What made that final phone call between Philip and Elizabeth so tense and gut-wrenching is how clearly Philip is trying to get Elizabeth to stand down, to not force him to do the thing they both know he’ll do, come and be by her side for what certainly looks like a doomed mission. Elizabeth protests, “Nobody’s asking you to do that,” but that’s not the same as telling Philip not to come, and they both know it.
Underlying this carefully coded conversation is the same basic conflict that’s been driving a wedge between the Jenningses for years now: Philip’s lack of conviction that the Soviet cause is worth the blood, both literal and figurative, being shed in its name, and Elizabeth’s disdain that he could even entertain such a notion. “What’s happened to you?” she asks him, with no small amount of reproach; the irony lancing through his response — “Still the same asshole as always, doesn’t care about anyone but himself, right?” — is impossible to miss.
But is Philip’s resigned decision to join Elizabeth an indication that he cares for her, that he wants to protect his wife or to die by her side? I’m not sure it’s as simple as that, given how he’s been actively working against her this season, and given that Claudia tells Elizabeth that the operative who’s under surveillance in Chicago is also working on the “Mexico” project that Philip has been secretly reporting on to Oleg.
It’s hard not to see this final scene as a bookend to the equally tense, gut-wrenching scene that opens “Rififi,” where Philip reveals to Elizabeth (with no small amount of reproach) that he knows what she did to Mr. and Mrs. Teacup — and, more pointedly, their kid — and flat-out tells her he sabotaged her plans for Kimmy. Not only is Philip no longer turning a blind eye to Elizabeth’s increasingly extreme actions, he’s doing what he can to stop them from happening.
Of course, Elizabeth failing in her mission this time would by extension expose him, and Paige, for that matter, forcing Philip to set aside his moral stance in the name of self-preservation — not just for him but for the not-quite-grown children they’re leaving back in DC. But after that opening scene, where Philip looks at Elizabeth like she’s a monster he no longer knows, I’m not sure if he’s concerned with protecting her so much as stopping her from doing further damage.
Libby: Oh, that’s interesting — I’d had Todd’s read on the situation, and thought that the Jennings marriage had finally reached rock bottom before allowing them to unite one last time. (Perhaps I was primed to remember their secret wedding from earlier in the series by the FBI’s pursuit of Russian Orthodox priests.) I’d also wager this isn’t going to end well, although The Americans has fooled me enough about what the endgame looks like that I’m not going to make any more predictions.

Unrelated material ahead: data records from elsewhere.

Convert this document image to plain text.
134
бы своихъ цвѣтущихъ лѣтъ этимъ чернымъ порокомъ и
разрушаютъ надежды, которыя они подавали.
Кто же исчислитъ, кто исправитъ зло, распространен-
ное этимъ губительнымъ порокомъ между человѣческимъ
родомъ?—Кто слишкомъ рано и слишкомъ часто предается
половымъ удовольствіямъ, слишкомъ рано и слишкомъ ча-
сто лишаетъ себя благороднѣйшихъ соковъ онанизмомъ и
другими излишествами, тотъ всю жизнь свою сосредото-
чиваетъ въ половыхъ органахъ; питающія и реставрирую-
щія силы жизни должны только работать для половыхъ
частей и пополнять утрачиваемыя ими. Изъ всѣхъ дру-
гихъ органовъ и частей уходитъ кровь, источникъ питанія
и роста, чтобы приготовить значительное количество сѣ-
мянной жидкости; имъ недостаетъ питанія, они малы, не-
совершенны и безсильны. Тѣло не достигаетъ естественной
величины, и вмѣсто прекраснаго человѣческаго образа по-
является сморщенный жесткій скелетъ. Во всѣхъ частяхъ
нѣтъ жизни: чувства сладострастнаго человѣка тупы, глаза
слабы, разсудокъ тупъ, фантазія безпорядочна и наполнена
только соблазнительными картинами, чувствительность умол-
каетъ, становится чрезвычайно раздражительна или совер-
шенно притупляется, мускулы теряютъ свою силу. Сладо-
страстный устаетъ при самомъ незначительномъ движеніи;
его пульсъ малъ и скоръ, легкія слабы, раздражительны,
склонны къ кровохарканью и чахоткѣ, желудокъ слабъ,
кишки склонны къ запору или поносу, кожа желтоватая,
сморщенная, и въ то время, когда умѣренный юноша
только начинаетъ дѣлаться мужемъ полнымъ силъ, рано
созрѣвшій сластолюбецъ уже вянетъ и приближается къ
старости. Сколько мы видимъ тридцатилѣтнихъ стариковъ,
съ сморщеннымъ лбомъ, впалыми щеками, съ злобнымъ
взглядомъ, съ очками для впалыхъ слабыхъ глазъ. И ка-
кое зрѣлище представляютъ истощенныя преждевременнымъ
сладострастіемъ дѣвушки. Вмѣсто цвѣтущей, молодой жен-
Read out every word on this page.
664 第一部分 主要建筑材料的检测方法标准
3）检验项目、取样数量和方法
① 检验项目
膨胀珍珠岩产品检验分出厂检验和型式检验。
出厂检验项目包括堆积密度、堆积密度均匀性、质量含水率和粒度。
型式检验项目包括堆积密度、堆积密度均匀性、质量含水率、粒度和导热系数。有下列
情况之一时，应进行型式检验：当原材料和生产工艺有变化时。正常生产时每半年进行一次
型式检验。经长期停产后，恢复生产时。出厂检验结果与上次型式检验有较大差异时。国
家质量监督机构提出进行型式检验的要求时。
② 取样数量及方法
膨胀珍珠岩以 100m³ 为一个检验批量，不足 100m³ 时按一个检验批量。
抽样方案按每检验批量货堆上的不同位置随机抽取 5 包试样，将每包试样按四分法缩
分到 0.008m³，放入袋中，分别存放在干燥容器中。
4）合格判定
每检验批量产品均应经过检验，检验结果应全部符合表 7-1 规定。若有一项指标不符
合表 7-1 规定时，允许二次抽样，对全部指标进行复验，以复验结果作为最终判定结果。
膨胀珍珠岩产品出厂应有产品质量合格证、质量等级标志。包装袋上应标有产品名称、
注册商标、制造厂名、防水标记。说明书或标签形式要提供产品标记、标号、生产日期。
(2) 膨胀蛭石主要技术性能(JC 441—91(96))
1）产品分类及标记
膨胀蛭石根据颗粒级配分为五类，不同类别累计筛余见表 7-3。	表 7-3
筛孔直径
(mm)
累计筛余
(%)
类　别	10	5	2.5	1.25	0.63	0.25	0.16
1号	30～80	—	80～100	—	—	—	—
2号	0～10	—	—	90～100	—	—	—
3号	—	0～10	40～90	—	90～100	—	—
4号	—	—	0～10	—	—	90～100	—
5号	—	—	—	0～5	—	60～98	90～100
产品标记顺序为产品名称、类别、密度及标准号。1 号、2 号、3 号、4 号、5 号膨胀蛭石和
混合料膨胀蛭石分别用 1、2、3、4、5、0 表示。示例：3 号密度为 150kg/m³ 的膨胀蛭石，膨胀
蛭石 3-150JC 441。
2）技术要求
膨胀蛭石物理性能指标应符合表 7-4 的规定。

One thing I’m wondering: Isn’t Elizabeth’s cover as a home-care nurse for Erica a little restrictive when it comes to these out-of-town missions? The moment when Elizabeth, in her hotel room, picked up a pencil and started to sketch was a lovely little moment that you could miss if you blinked.
We haven’t said much about the Erica storyline in these weekly talks, but they’ve added a nice leavening of humanity to a season that has come closer than any other to making Elizabeth a villain.
Todd: Yeah, this series has always been great at making Elizabeth a deeply complicated antihero. Yes, she does terrible things, but it gives you these glimmers of her humanity, especially in her relationships with Philip and her kids. And now that those relationships are foundering a bit, she’s clinging to this tiny shred of her own humanity that Erica has handed to her.
The “dying artist” plot line maybe isn’t as juicy as some of the season’s others, but I think it’s probably vital to what the show is trying to do this year, which is tell a story about finding a way to deescalate, to pull back from the brink. Expressing what’s in your soul in the face of certain death is one of the most human impulses there is, but alone in her hotel room, Elizabeth has only a pad and pencil with which to make this last confession (of sorts).
And, really, think of how beautifully that ties into the season’s story as a whole. The US and the USSR could have killed each other — but they didn’t. We found a way out of the swamp and to the world we live in right now. Maybe that world is a mess, but it’s still ours. There’s a beauty in that, and it gives me hope Philip and Elizabeth might find their way back to each other too. Just in time to die.